The equation - as far as performance on the field - is simple. What will Ian Desmond bring to the team and when versus what a draft pick will bring to a team and when? The projections aren't kind to Ian, given how terrible he was last year. Let's look at what is probably the low-end and give him a projection that has him giving a team ~6 WAR over the next 4 years. That's not very good. Clearly a draft pick would be better than that, right?
Even looking at high draft picks and that low a bar your chances of getting better production from a draft pick than from Ian is worse than a coin flip. For those at the bottom of the first round it's hardly better than a roll of the dice. Don't believe me?
Here are the drafts. Figure a few years to get to the majors so let's start in 2012 and go back five years.... 2008, 2009, 2010, 2011, 2012.
There's a lot more nothing in these things than even average MLB players. So there's a better than even chance the player you draft ends up giving you nothing and hey - even if they do give you something it's at least a good 3 years away. NOTHING on the field says a draft pick is better than signing Ian for anyone competing today or tomorrow really.
Well that's Ian's problem #1. A lot of teams, like half the National League really, are not competing for today or tomorrow, they are competing for some time down the road. They have no use for a player like Ian because they don't care about production for the next few years. But that's not all the teams - what is it about for the rest of them? Money.
Let's say you hate Ian and you project him to give you that 1.5 WAR a year for four years. Let's say you also have a draft pick 16-20 and you project on average for him to give you .5 WAR a year. That's worse. But Ian costs you 10 million dollars for each of those four years, and the draft pick costs you maybe 500K each. 40 million for 6 WAR vs 2 million for 2? It's not even close what is the better deal.
In theory the better deal can help you spend more money on better players down the road, but it's not about the hypothetical. It's about the reality. Draft picks are excellent bargains when they pan out. So much so that if what you care about is value than it is silly to give them up for a FA signing unless you can get a good deal, or perhaps you plan to sign multiple FAs (you lose another draft pick but 2nd round picks have garbage chances at being good helping spread that lost value among more deals)
Wait though - didn't the other QO decliners all get signed?

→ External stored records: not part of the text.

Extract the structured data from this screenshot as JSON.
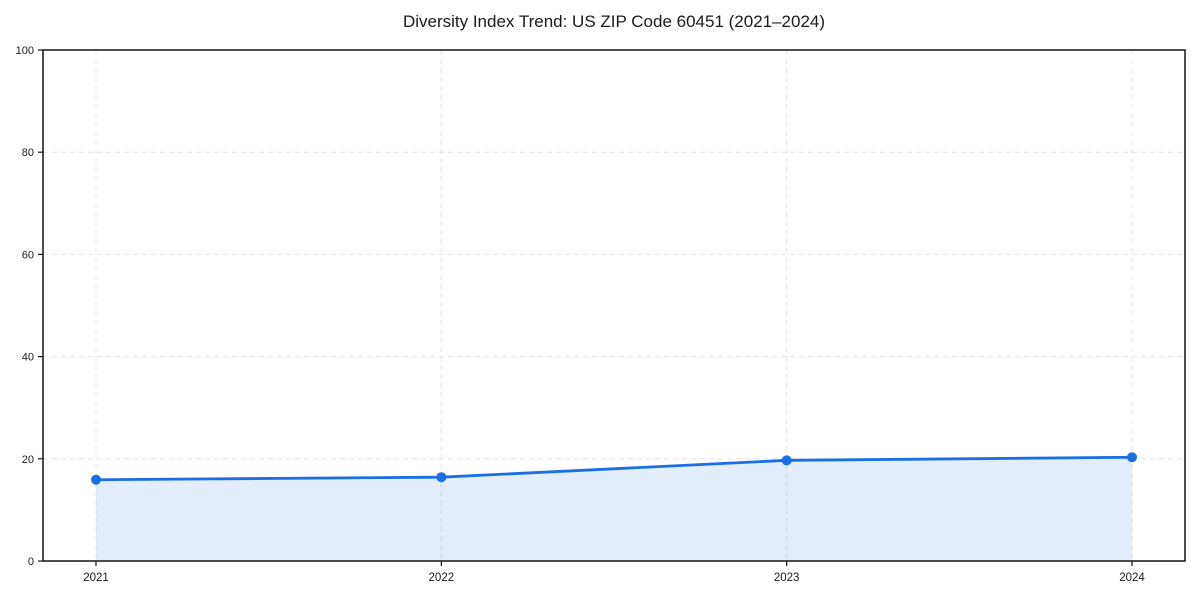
{
  "chart_data": {
    "type": "area",
    "title": "Diversity Index Trend: US ZIP Code 60451 (2021–2024)",
    "xlabel": "",
    "ylabel": "",
    "categories": [
      "2021",
      "2022",
      "2023",
      "2024"
    ],
    "series": [
      {
        "name": "Diversity Index",
        "values": [
          15.9,
          16.4,
          19.7,
          20.3
        ]
      }
    ],
    "ylim": [
      0,
      100
    ],
    "yticks": [
      0,
      20,
      40,
      60,
      80,
      100
    ],
    "grid": true,
    "grid_style": "dashed",
    "legend_position": "none",
    "colors": {
      "line": "#1a6fe3",
      "marker": "#1a6fe3",
      "fill": "rgba(26, 111, 227, 0.12)",
      "grid": "#e4e4e4",
      "spine": "#141414",
      "tick_label": "#1a1a1a",
      "title": "#1a1a1a",
      "background": "#ffffff"
    }
  }
}
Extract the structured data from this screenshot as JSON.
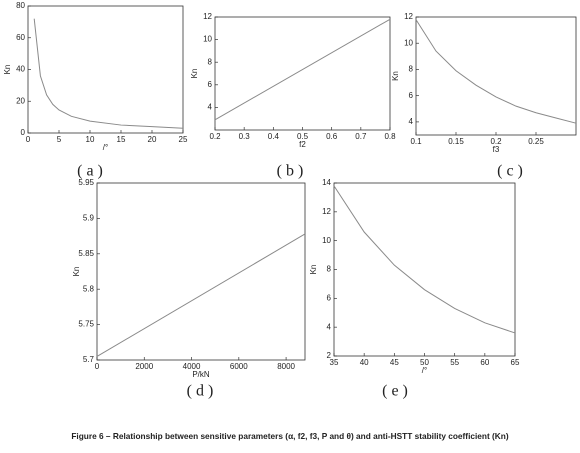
{
  "chart_data": [
    {
      "type": "line",
      "panel_label": "( a )",
      "x_label": "/°",
      "y_label": "Kn",
      "x": [
        1,
        2,
        3,
        4,
        5,
        7,
        10,
        15,
        20,
        25
      ],
      "values": [
        72,
        36,
        24,
        18,
        14.5,
        10.5,
        7.5,
        5,
        4,
        3
      ],
      "color": "#8a8a8a",
      "xlim": [
        0,
        25
      ],
      "ylim": [
        0,
        80
      ],
      "xticks": [
        0,
        5,
        10,
        15,
        20,
        25
      ],
      "yticks": [
        0,
        20,
        40,
        60,
        80
      ]
    },
    {
      "type": "line",
      "panel_label": "( b )",
      "x_label": "f2",
      "y_label": "Kn",
      "x": [
        0.2,
        0.8
      ],
      "values": [
        2.9,
        11.8
      ],
      "color": "#8a8a8a",
      "xlim": [
        0.2,
        0.8
      ],
      "ylim": [
        2,
        12
      ],
      "xticks": [
        0.2,
        0.3,
        0.4,
        0.5,
        0.6,
        0.7,
        0.8
      ],
      "yticks": [
        4,
        6,
        8,
        10,
        12
      ]
    },
    {
      "type": "line",
      "panel_label": "( c )",
      "x_label": "f3",
      "y_label": "Kn",
      "x": [
        0.1,
        0.125,
        0.15,
        0.175,
        0.2,
        0.225,
        0.25,
        0.275,
        0.3
      ],
      "values": [
        11.8,
        9.4,
        7.9,
        6.8,
        5.9,
        5.2,
        4.7,
        4.3,
        3.9
      ],
      "color": "#8a8a8a",
      "xlim": [
        0.1,
        0.3
      ],
      "ylim": [
        3,
        12
      ],
      "xticks": [
        0.1,
        0.15,
        0.2,
        0.25
      ],
      "yticks": [
        4,
        6,
        8,
        10,
        12
      ]
    },
    {
      "type": "line",
      "panel_label": "( d )",
      "x_label": "P/kN",
      "y_label": "Kn",
      "x": [
        0,
        8800
      ],
      "values": [
        5.705,
        5.878
      ],
      "color": "#8a8a8a",
      "xlim": [
        0,
        8800
      ],
      "ylim": [
        5.7,
        5.95
      ],
      "xticks": [
        0,
        2000,
        4000,
        6000,
        8000
      ],
      "yticks": [
        5.7,
        5.75,
        5.8,
        5.85,
        5.9,
        5.95
      ]
    },
    {
      "type": "line",
      "panel_label": "( e )",
      "x_label": "/°",
      "y_label": "Kn",
      "x": [
        35,
        40,
        45,
        50,
        55,
        60,
        65
      ],
      "values": [
        13.8,
        10.6,
        8.3,
        6.6,
        5.3,
        4.3,
        3.6
      ],
      "color": "#8a8a8a",
      "xlim": [
        35,
        65
      ],
      "ylim": [
        2,
        14
      ],
      "xticks": [
        35,
        40,
        45,
        50,
        55,
        60,
        65
      ],
      "yticks": [
        2,
        4,
        6,
        8,
        10,
        12,
        14
      ]
    }
  ],
  "caption": "Figure 6 – Relationship between sensitive parameters (α, f2, f3, P and θ) and anti-HSTT stability coefficient (Kn)"
}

Well yes. But...
- Three players (Gordon, Iwakuma, Kendrick) re-signed with original teams meaning no draft pick loss.
- Three teams signed more than one (O's, Tigers, Cubs), spreading out the value loss among seven players.
- Two teams (Tigers and Marlins) had protected first round picks that couldn't be lost and it cost them a 2nd round pick instead.
- The Cubs pick was so low, 28th, to be more comparable to a 2nd round pick.
Normally it may be enough to only have a handful of teams (these four teams, D-Backs, Royals, Giants and the Nationals, and let's add the O's, Tigers, and Cubs) ready to spend money on FAs but this was a particularly deep class that highlighted the compensation issue that had been only touched on before.
It was supposed to work out because some teams were supposed to put winning ahead of value. But the system is suffering because too many teams in a given year make value the driving factor in their business model. That sounds like a good idea. Rebuild smartly, get good young players, compete and when ready sign a few good free agents. Except... aren't all those other teams not competing this year doing that? And it's not like the teams that aren't giving up on 2016 are going to fade away to nothing. This isn't any smarter strategy for winning than what was done before. It's a smarter strategy for not losing a lot of money when you don't win.
Where does this leave Ian? A player that can help you win today but costs a lot and worse yet loses you that potential value down the road? Waiting for the clock to run out on that value question hanging around his neck or hoping for a team that has already made a signing to just go ahead and pick him up. Come on O's... you know you want to.